Women Who Eat on the Tube and street photography

I started writing this a question on the Facebook group of my photography group and it seemed to turned into something much longer, so I decided to post it here too. 

Those of you based in the UK will probably have heard of the Women Who Eat on the Tube furore that's slowly leaked from social media into the mainstream news cycle. I think this raises some questions for those of us with an interest in street photography (whether just passing or more serious). 

This morning the guy behind the idea was on Today defending his actions as an innocuous personal art project victim of its own success.

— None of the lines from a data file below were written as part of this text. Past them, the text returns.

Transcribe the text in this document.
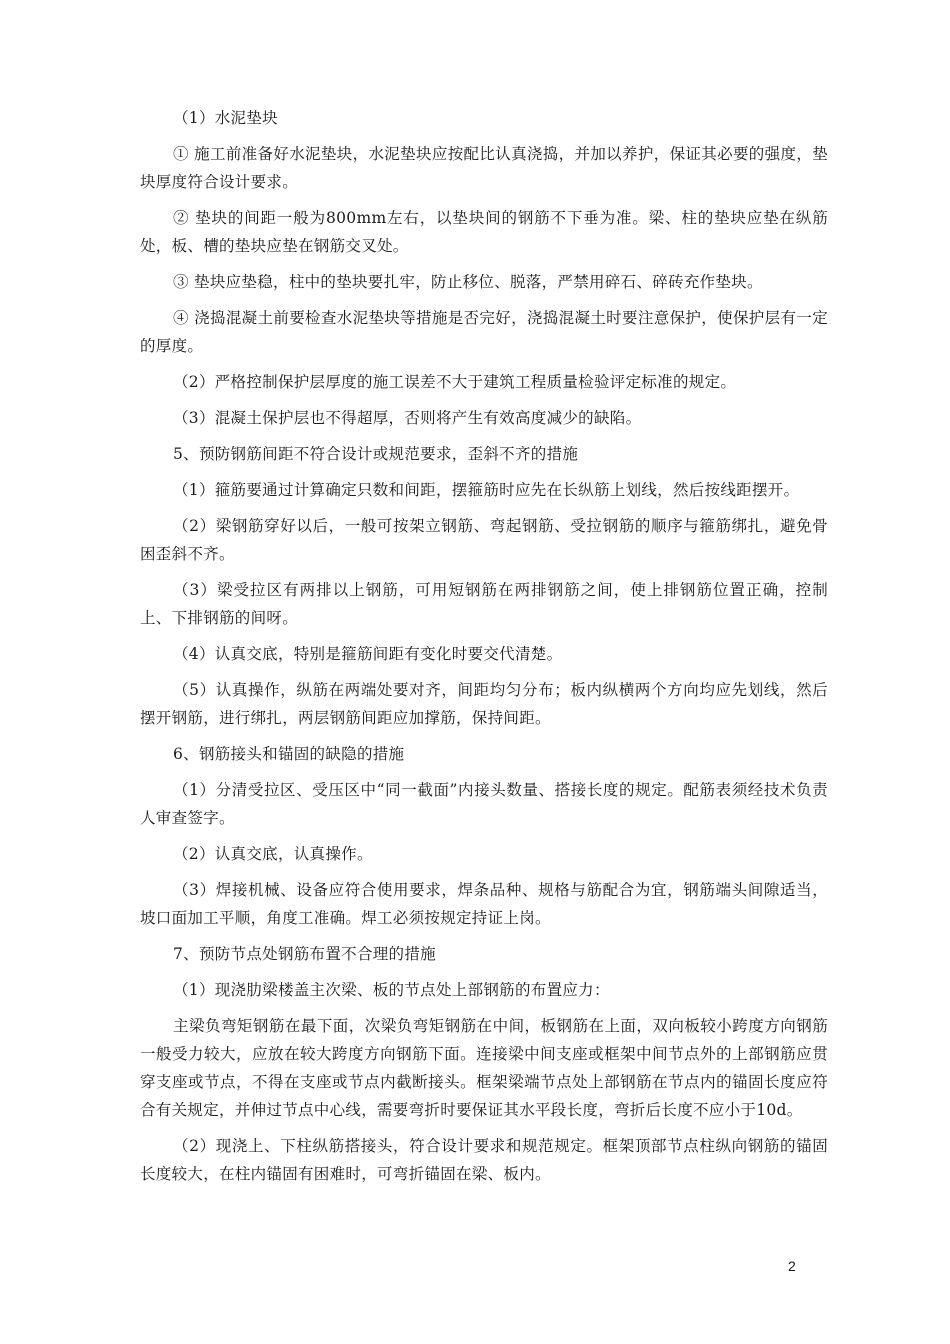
（1）水泥垫块

① 施工前准备好水泥垫块，水泥垫块应按配比认真浇捣，并加以养护，保证其必要的强度，垫块厚度符合设计要求。

② 垫块的间距一般为800mm左右，以垫块间的钢筋不下垂为准。梁、柱的垫块应垫在纵筋处，板、槽的垫块应垫在钢筋交叉处。

③ 垫块应垫稳，柱中的垫块要扎牢，防止移位、脱落，严禁用碎石、碎砖充作垫块。

④ 浇捣混凝土前要检查水泥垫块等措施是否完好，浇捣混凝土时要注意保护，使保护层有一定的厚度。

（2）严格控制保护层厚度的施工误差不大于建筑工程质量检验评定标准的规定。

（3）混凝土保护层也不得超厚，否则将产生有效高度减少的缺陷。

5、预防钢筋间距不符合设计或规范要求，歪斜不齐的措施

（1）箍筋要通过计算确定只数和间距，摆箍筋时应先在长纵筋上划线，然后按线距摆开。

（2）梁钢筋穿好以后，一般可按架立钢筋、弯起钢筋、受拉钢筋的顺序与箍筋绑扎，避免骨困歪斜不齐。

（3）梁受拉区有两排以上钢筋，可用短钢筋在两排钢筋之间，使上排钢筋位置正确，控制上、下排钢筋的间呀。

（4）认真交底，特别是箍筋间距有变化时要交代清楚。

（5）认真操作，纵筋在两端处要对齐，间距均匀分布；板内纵横两个方向均应先划线，然后摆开钢筋，进行绑扎，两层钢筋间距应加撑筋，保持间距。

6、钢筋接头和锚固的缺隐的措施

（1）分清受拉区、受压区中“同一截面”内接头数量、搭接长度的规定。配筋表须经技术负责人审查签字。

（2）认真交底，认真操作。

（3）焊接机械、设备应符合使用要求，焊条品种、规格与筋配合为宜，钢筋端头间隙适当，坡口面加工平顺，角度工准确。焊工必须按规定持证上岗。

7、预防节点处钢筋布置不合理的措施

（1）现浇肋梁楼盖主次梁、板的节点处上部钢筋的布置应力：

主梁负弯矩钢筋在最下面，次梁负弯矩钢筋在中间，板钢筋在上面，双向板较小跨度方向钢筋一般受力较大，应放在较大跨度方向钢筋下面。连接梁中间支座或框架中间节点外的上部钢筋应贯穿支座或节点，不得在支座或节点内截断接头。框架梁端节点处上部钢筋在节点内的锚固长度应符合有关规定，并伸过节点中心线，需要弯折时要保证其水平段长度，弯折后长度不应小于10d。

（2）现浇上、下柱纵筋搭接头，符合设计要求和规范规定。框架顶部节点柱纵向钢筋的锚固长度较大，在柱内锚固有困难时，可弯折锚固在梁、板内。

2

The consensus among the critics seems to be that the whole thing is sexist and just another way for chauvinists to shame women. 

Although I can see that specifically "targeting" women can be seen as a little suspicious, my understanding is that it was mostly the later (once the thing (started in 2011) got some traction) comments on those pictures that did the shaming. 

But the criticism seem firmly directed at the project rather than the reactions it created in its intended audience. This leads me to question what is going on. Is there a legitimate concern or is it just another hysterical twitter storm? And what does it all mean for us photographers?

I fail to see what is shameful about the act of eating. The pictures were taken in a public space where they were therefore allowed and the "victims" remained anonymous. If WWEotT is reprehensible, shouldn't there have been an outcry when Tubecrush came to notoriety? Is there a double standard being applied here? 

The critics also talk about breach of expected privacy, saying that people should be able to expect not to be photographed and have their image subsequently shared without consent. But that leads me to wonder what we should do with the images of famous street photographers, the Doisneaus and the Maiers of this world, who took (presumably) unauthorised shots of passers by which can now be easily seen be thousands (or more) people. Should their art be banned? Is their work more legitimate and acceptable because they are now recognised artists? what about emerging artists? 

I realise that a group of mostly men is perhaps not the best place to discuss this but I think that, both as gay men (and a few women) and photographers, we have a stake in the debate and I would like to hear people's thoughts on this.